Real-World Implications for Business Leaders
Why does this matter for business leaders? Understanding cultural tariffing is crucial when expanding into new markets, launching multicultural campaigns, or even managing diverse teams. The research suggests that crossing cultural boundaries without deep understanding or respect can backfire. That’s especially true when the adopter holds a higher socioeconomic status.
Consider the example of a luxury brand adopting traditional African patterns without engaging with the communities behind them. In this case, it risks being seen as exploitative rather than innovative. The consequences aren’t just reputational; they can also impact the brand’s bottom line.
This research isn’t just about isolated incidents; it mirrors sweeping societal shifts. Over the past 50 years, Western views have evolved to embrace ethnic diversity and multicultural exchange. But with this newfound appreciation comes a fresh set of challenges. Today’s leaders must navigate cultural interactions with greater care, fully aware of the historical and social contexts that shape perceptions of appropriation.

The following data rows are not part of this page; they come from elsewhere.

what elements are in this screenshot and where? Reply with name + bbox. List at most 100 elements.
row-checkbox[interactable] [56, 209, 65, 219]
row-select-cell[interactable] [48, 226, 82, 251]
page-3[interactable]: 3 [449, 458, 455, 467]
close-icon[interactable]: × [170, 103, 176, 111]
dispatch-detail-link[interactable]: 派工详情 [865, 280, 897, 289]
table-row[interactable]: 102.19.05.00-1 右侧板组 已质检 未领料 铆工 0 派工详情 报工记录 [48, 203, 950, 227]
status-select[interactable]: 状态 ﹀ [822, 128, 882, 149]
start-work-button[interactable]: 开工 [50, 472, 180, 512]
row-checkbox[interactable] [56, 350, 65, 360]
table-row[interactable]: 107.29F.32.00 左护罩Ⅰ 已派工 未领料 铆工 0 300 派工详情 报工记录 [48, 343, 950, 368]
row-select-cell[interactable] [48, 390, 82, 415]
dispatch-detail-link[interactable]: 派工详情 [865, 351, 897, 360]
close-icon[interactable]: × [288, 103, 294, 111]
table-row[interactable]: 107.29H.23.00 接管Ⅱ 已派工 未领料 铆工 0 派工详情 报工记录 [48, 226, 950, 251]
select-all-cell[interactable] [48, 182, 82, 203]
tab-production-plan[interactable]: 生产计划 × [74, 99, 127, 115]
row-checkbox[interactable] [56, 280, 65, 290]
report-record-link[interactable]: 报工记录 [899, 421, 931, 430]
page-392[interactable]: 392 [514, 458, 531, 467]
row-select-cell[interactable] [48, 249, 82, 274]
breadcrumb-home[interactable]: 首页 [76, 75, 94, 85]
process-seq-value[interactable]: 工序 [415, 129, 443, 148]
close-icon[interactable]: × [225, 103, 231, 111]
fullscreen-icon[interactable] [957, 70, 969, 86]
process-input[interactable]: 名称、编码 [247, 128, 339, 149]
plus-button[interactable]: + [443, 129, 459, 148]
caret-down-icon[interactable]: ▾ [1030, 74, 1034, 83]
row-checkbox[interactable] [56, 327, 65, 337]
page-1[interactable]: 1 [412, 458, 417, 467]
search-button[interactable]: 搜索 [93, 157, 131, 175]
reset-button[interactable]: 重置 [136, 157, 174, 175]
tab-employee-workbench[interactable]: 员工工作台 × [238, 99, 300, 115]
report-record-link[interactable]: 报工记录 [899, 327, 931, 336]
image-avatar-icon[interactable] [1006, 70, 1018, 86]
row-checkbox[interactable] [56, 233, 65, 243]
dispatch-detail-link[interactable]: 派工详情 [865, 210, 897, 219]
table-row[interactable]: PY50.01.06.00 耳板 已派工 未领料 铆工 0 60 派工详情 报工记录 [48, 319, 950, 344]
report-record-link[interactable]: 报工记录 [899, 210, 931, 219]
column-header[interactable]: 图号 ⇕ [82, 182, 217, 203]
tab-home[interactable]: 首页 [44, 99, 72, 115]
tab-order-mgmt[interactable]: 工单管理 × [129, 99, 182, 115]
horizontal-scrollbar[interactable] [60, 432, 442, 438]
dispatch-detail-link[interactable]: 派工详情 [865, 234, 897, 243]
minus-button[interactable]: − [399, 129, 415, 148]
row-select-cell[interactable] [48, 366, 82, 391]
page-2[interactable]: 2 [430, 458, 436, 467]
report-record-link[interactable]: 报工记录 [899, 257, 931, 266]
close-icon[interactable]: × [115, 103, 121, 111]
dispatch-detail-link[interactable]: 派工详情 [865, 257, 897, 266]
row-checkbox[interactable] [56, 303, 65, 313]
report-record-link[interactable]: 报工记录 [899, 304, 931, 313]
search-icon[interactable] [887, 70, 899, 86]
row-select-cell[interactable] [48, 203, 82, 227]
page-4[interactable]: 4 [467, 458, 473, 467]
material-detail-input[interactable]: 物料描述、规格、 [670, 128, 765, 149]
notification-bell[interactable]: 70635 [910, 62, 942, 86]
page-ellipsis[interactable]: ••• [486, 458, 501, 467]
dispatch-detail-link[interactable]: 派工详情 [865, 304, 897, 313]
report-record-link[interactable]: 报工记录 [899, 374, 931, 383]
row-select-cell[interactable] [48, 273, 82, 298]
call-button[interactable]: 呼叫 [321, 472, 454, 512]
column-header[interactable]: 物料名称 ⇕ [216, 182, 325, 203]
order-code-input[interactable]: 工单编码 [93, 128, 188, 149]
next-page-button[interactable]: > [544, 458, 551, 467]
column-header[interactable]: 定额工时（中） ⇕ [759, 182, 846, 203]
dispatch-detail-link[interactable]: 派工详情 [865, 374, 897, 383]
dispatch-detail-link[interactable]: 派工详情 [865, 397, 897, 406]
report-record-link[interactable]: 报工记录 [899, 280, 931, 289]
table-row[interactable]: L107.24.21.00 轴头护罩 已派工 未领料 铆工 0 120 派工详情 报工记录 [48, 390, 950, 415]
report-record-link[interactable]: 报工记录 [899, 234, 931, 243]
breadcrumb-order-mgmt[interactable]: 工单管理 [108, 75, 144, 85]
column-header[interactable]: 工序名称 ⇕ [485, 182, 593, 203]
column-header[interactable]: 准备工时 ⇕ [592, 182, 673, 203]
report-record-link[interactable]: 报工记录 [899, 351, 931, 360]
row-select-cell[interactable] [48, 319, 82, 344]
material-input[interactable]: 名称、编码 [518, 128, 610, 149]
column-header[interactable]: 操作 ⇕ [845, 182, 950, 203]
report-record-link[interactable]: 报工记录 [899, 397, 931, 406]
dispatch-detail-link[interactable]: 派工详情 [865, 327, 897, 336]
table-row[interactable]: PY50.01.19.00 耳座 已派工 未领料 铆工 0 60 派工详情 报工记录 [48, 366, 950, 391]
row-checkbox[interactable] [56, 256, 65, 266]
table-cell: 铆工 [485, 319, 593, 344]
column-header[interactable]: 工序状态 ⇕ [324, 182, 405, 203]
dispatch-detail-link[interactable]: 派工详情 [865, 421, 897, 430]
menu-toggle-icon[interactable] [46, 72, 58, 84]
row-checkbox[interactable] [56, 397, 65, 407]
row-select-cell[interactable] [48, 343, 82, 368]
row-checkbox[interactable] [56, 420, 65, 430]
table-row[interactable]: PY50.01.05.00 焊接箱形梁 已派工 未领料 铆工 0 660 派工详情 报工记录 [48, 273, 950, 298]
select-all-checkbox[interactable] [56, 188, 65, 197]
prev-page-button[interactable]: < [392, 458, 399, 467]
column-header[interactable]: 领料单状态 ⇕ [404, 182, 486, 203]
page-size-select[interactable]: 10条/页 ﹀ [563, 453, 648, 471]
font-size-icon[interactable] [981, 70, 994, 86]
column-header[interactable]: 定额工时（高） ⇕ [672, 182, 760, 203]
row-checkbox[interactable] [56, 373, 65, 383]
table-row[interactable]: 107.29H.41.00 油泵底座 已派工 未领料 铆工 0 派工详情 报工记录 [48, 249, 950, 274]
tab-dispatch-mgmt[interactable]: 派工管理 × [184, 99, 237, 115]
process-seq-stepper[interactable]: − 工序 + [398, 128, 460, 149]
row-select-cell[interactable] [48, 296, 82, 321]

In today’s global and interconnected business landscape, mastering the subtleties of cultural appropriation and tariffing is crucial. Leaders who tread thoughtfully can boost their reputation and success, while those who falter may face serious backlash. By understanding the hidden costs of crossing cultural boundaries, business leaders can cultivate authentic exchanges and steer clear of the pitfalls of appropriation.